An electric guitar threatens to chew up Bejar as he sings "Dueling cyclones jackknife / They got eyes for your wife / And the blood that lives in your heart" on the 10-minute title track. The tone shifts to a galloping acoustic guitar that matches the speed with which Bejar's lyrics tumble from his mouth. "All good things must come to an end," Bejar laments before turning the phrase with, "The bad ones just go on forever." Bejar's plea, "Please don't wake me from my golden slumber" is echoed by anyone who hopes the rest of the album can live up to this opening salvo.

In fact, many of the songs that follow surpass it.
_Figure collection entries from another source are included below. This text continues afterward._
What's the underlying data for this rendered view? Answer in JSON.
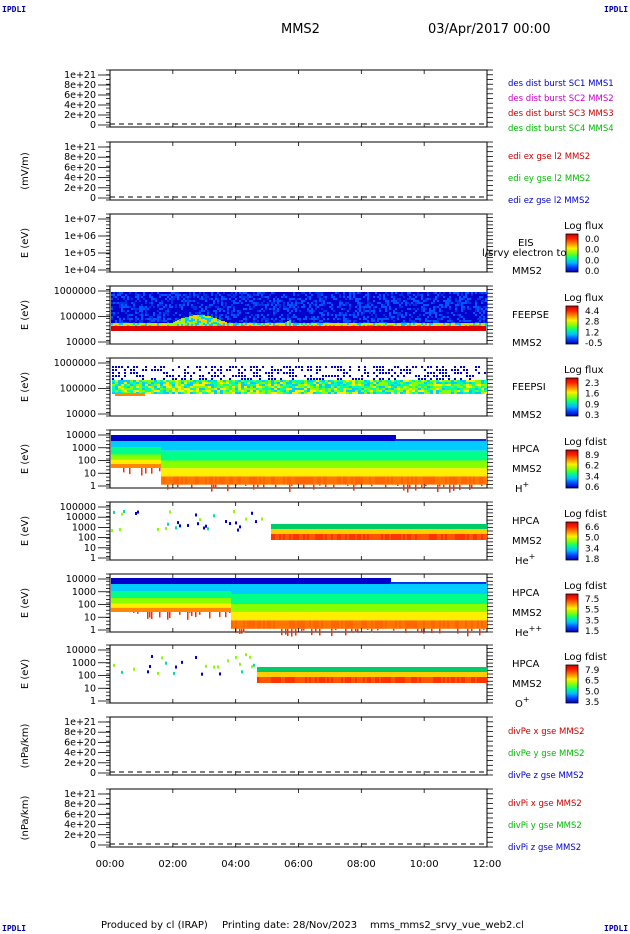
{
  "header": {
    "corner_tl": "IPDLI",
    "corner_tr": "IPDLI",
    "corner_bl": "IPDLI",
    "corner_br": "IPDLI",
    "spacecraft": "MMS2",
    "date": "03/Apr/2017 00:00"
  },
  "footer": {
    "produced_by": "Produced by cl (IRAP)",
    "printing_date": "Printing date: 28/Nov/2023",
    "filename": "mms_mms2_srvy_vue_web2.cl"
  },
  "colors": {
    "blue": "#0000cc",
    "magenta": "#cc00cc",
    "red": "#cc0000",
    "green": "#00bb00"
  },
  "chart_data": [
    {
      "type": "line",
      "ylabel": "",
      "yticks": [
        "1e+21",
        "8e+20",
        "6e+20",
        "4e+20",
        "2e+20",
        "0"
      ],
      "ylim": [
        0,
        1e+21
      ],
      "legend": [
        {
          "text": "des dist burst SC1 MMS1",
          "color": "#0000cc"
        },
        {
          "text": "des dist burst SC2 MMS2",
          "color": "#cc00cc"
        },
        {
          "text": "des dist burst SC3 MMS3",
          "color": "#cc0000"
        },
        {
          "text": "des dist burst SC4 MMS4",
          "color": "#00bb00"
        }
      ]
    },
    {
      "type": "line",
      "ylabel": "(mV/m)",
      "yticks": [
        "1e+21",
        "8e+20",
        "6e+20",
        "4e+20",
        "2e+20",
        "0"
      ],
      "ylim": [
        0,
        1e+21
      ],
      "legend": [
        {
          "text": "edi ex gse l2 MMS2",
          "color": "#cc0000"
        },
        {
          "text": "edi ey gse l2 MMS2",
          "color": "#00bb00"
        },
        {
          "text": "edi ez gse l2 MMS2",
          "color": "#0000cc"
        }
      ]
    },
    {
      "type": "heatmap",
      "ylabel": "E (eV)",
      "yticks": [
        "1e+07",
        "1e+06",
        "1e+05",
        "1e+04"
      ],
      "instrument": "EIS",
      "extra_label": "l/srvy electron to",
      "spacecraft": "MMS2",
      "colorbar_title": "Log flux",
      "colorbar_ticks": [
        "0.0",
        "0.0",
        "0.0",
        "0.0"
      ]
    },
    {
      "type": "heatmap",
      "ylabel": "E (eV)",
      "yticks": [
        "1000000",
        "100000",
        "10000"
      ],
      "instrument": "FEEPSE",
      "spacecraft": "MMS2",
      "colorbar_title": "Log flux",
      "colorbar_ticks": [
        "4.4",
        "2.8",
        "1.2",
        "-0.5"
      ]
    },
    {
      "type": "heatmap",
      "ylabel": "E (eV)",
      "yticks": [
        "1000000",
        "100000",
        "10000"
      ],
      "instrument": "FEEPSI",
      "spacecraft": "MMS2",
      "colorbar_title": "Log flux",
      "colorbar_ticks": [
        "2.3",
        "1.6",
        "0.9",
        "0.3"
      ]
    },
    {
      "type": "heatmap",
      "ylabel": "E (eV)",
      "yticks": [
        "10000",
        "1000",
        "100",
        "10",
        "1"
      ],
      "instrument": "HPCA",
      "spacecraft": "MMS2",
      "species": "H",
      "species_sup": "+",
      "colorbar_title": "Log fdist",
      "colorbar_ticks": [
        "8.9",
        "6.2",
        "3.4",
        "0.6"
      ]
    },
    {
      "type": "heatmap",
      "ylabel": "E (eV)",
      "yticks": [
        "100000",
        "10000",
        "1000",
        "100",
        "10",
        "1"
      ],
      "instrument": "HPCA",
      "spacecraft": "MMS2",
      "species": "He",
      "species_sup": "+",
      "colorbar_title": "Log fdist",
      "colorbar_ticks": [
        "6.6",
        "5.0",
        "3.4",
        "1.8"
      ]
    },
    {
      "type": "heatmap",
      "ylabel": "E (eV)",
      "yticks": [
        "10000",
        "1000",
        "100",
        "10",
        "1"
      ],
      "instrument": "HPCA",
      "spacecraft": "MMS2",
      "species": "He",
      "species_sup": "++",
      "colorbar_title": "Log fdist",
      "colorbar_ticks": [
        "7.5",
        "5.5",
        "3.5",
        "1.5"
      ]
    },
    {
      "type": "heatmap",
      "ylabel": "E (eV)",
      "yticks": [
        "10000",
        "1000",
        "100",
        "10",
        "1"
      ],
      "instrument": "HPCA",
      "spacecraft": "MMS2",
      "species": "O",
      "species_sup": "+",
      "colorbar_title": "Log fdist",
      "colorbar_ticks": [
        "7.9",
        "6.5",
        "5.0",
        "3.5"
      ]
    },
    {
      "type": "line",
      "ylabel": "(nPa/km)",
      "yticks": [
        "1e+21",
        "8e+20",
        "6e+20",
        "4e+20",
        "2e+20",
        "0"
      ],
      "ylim": [
        0,
        1e+21
      ],
      "legend": [
        {
          "text": "divPe x gse MMS2",
          "color": "#cc0000"
        },
        {
          "text": "divPe y gse MMS2",
          "color": "#00bb00"
        },
        {
          "text": "divPe z gse MMS2",
          "color": "#0000cc"
        }
      ]
    },
    {
      "type": "line",
      "ylabel": "(nPa/km)",
      "yticks": [
        "1e+21",
        "8e+20",
        "6e+20",
        "4e+20",
        "2e+20",
        "0"
      ],
      "ylim": [
        0,
        1e+21
      ],
      "legend": [
        {
          "text": "divPi x gse MMS2",
          "color": "#cc0000"
        },
        {
          "text": "divPi y gse MMS2",
          "color": "#00bb00"
        },
        {
          "text": "divPi z gse MMS2",
          "color": "#0000cc"
        }
      ],
      "xticks": [
        "00:00",
        "02:00",
        "04:00",
        "06:00",
        "08:00",
        "10:00",
        "12:00"
      ]
    }
  ]
}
The 12/8 trills of the Piano Man and tenor sax on "Looter's Follies" underline Bejar's most caustic jibes: "You can huff and you can puff but you'll never destroy that stuff," "Why can't you see that a life in art and a life of mimicry—it's the same thing!" and "Kids you'd better change your feathers / Cuz you'll never fly with those things." The hard-rocking "3000 Flowers" pounds the keys and lets the guitars classically soar as Bejar dispenses such "wisdom to the uninitiated" as that rock stars, "much like churchgoers, fuck themselves up." His single most romantic line comes during "A Dangerous Woman Up To a Point": "You disrupt the world's disorder just by the virtue of your grace, you know."

"European Oils" is the album's masterpiece. Beginning with barroom-evoking piano, the song quickly settles into a soft groove before the chorus causes the piano to cascade in arpeggios. When Bejar proclaims, "The fucking maniac!" and the song launches into a tenderly fuzzy guitar solo, it's the high point of not just the album, but the music year to date.

By the time "Destroyer's Rubies" ends — like all good things — Bejar has emerged with stronger feathers. No huffing or puffing will ever bring this album down.